An English syllable includes a syllable nucleus consisting of a vowel sound. Syllable onset and coda (start and end) are optional. A syllable can start with up to three consonant sounds, as in sprint /sprɪnt/, and end with up to four, as in texts /teksts/. This gives an English syllable the following structure, (CCC)V(CCCC) where C represents a consonant and V a vowel. The consonants that may appear together in onsets or codas are restricted, as is the order in which they may appear. Onsets can only have four types of consonant clusters: a stop and approximant, as in play; a voiceless fricative and approximant, as in fly or sly; s and a voiceless stop, as in stay; and s, a voiceless stop, and an approximant, as in string. Clusters of nasal and stop are only allowed in codas. Clusters of obstruents always agree in voicing, and clusters of sibilants and of plosives with the same point of articulation are prohibited. Furthermore, several consonants have limited distributions: /h/ can only occur in syllable initial position, and /ŋ/ only in syllable final position.

Stress, rhythm and intonation


Stress plays an important role in English. Certain syllables are stressed, while others are unstressed. Stress is a combination of duration, intensity, vowel quality, and sometimes changes in pitch. Stressed syllables are pronounced longer and louder than unstressed syllables, and vowels in unstressed syllables are frequently reduced while vowels in stressed syllables are not. Some words, primarily short function words but also some modal verbs such as can, have weak and strong forms depending on whether they occur in stressed or non-stressed position within a sentence.

Stress in English is phonemic, and some pairs of words are distinguished by stress. For instance, the word contract is stressed on the first syllable (/ˈkɒntrækt/ kon-trakt) when used as a noun, but on the last syllable (/kənˈtrækt/ kən-trakt) for most meanings (for example, "reduce in size") when used as a verb.
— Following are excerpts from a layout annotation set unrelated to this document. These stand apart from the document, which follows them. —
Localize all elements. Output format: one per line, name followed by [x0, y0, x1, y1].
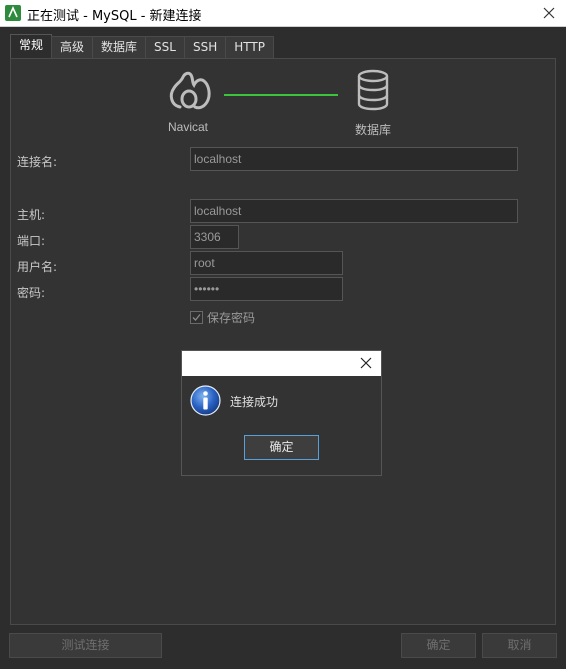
test-connection-button[interactable]: 测试连接	[9, 633, 162, 658]
navicat-app-icon	[5, 5, 21, 21]
save-password-checkbox[interactable]	[190, 311, 203, 324]
dialog-message: 连接成功	[230, 395, 279, 409]
tab-databases[interactable]: 数据库	[92, 36, 147, 58]
window-body: 常规 高级 数据库 SSL SSH HTTP Navicat 数据库 连接名: …	[0, 27, 566, 669]
host-input[interactable]: localhost	[190, 199, 518, 223]
close-icon[interactable]	[540, 4, 558, 22]
database-label: 数据库	[355, 123, 392, 137]
window-title: 正在测试 - MySQL - 新建连接	[27, 9, 202, 24]
navicat-label: Navicat	[168, 120, 209, 134]
host-label: 主机:	[17, 208, 46, 222]
tab-ssl[interactable]: SSL	[145, 36, 185, 58]
checkmark-icon	[192, 314, 201, 321]
info-icon	[190, 385, 221, 416]
connection-line	[224, 94, 338, 96]
username-input[interactable]: root	[190, 251, 343, 275]
window-titlebar: 正在测试 - MySQL - 新建连接	[0, 0, 566, 27]
ok-button[interactable]: 确定	[401, 633, 476, 658]
tab-bar: 常规 高级 数据库 SSL SSH HTTP	[10, 34, 274, 58]
navicat-logo-icon	[169, 71, 211, 110]
port-input[interactable]: 3306	[190, 225, 239, 249]
dialog-titlebar	[182, 351, 381, 376]
connection-name-input[interactable]: localhost	[190, 147, 518, 171]
username-label: 用户名:	[17, 260, 58, 274]
general-panel: Navicat 数据库 连接名: localhost 主机: localhost…	[10, 58, 556, 625]
tab-advanced[interactable]: 高级	[51, 36, 94, 58]
success-dialog: 连接成功 确定	[181, 350, 382, 476]
port-label: 端口:	[17, 234, 46, 248]
save-password-label: 保存密码	[207, 311, 256, 325]
password-input[interactable]: ••••••	[190, 277, 343, 301]
save-password-row: 保存密码	[190, 309, 255, 326]
tab-general[interactable]: 常规	[10, 34, 53, 58]
password-label: 密码:	[17, 286, 46, 300]
close-icon[interactable]	[359, 356, 373, 370]
tab-http[interactable]: HTTP	[225, 36, 274, 58]
connection-name-label: 连接名:	[17, 155, 58, 169]
dialog-ok-button[interactable]: 确定	[244, 435, 319, 460]
cancel-button[interactable]: 取消	[482, 633, 557, 658]
database-icon	[357, 69, 389, 111]
tab-ssh[interactable]: SSH	[183, 36, 227, 58]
Here stress is connected to vowel reduction: in the noun "contract" the first syllable is stressed and has the unreduced vowel /ɒ/, but in the verb "contract" the first syllable is unstressed and its vowel is reduced to /ə/. Stress is also used to distinguish between words and phrases, so that a compound word receives a single stress unit, but the corresponding phrase has two: e.g.to búrn óut versus a burn out, and a hót dog versus a hót dóg.

In terms of rhythm, English is generally described as a stress-timed language, meaning that the amount of time between stressed syllables tends to be equal. Stressed syllables are pronounced longer, but unstressed syllables (syllables between stresses) are shortened. Vowels in unstressed syllables are shortened as well, and vowel shortening causes changes in vowel quality: vowel reduction.


Dialects, accents, and varieties

Dialectologists distinguish between English dialects, regional varieties that differ from each other in terms of grammar and vocabulary, and regional accents, distinguished by different patterns of pronunciation. The major native dialects of English are often divided by linguists into the two general categories of the British dialects (BrE) and those of North America (AmE).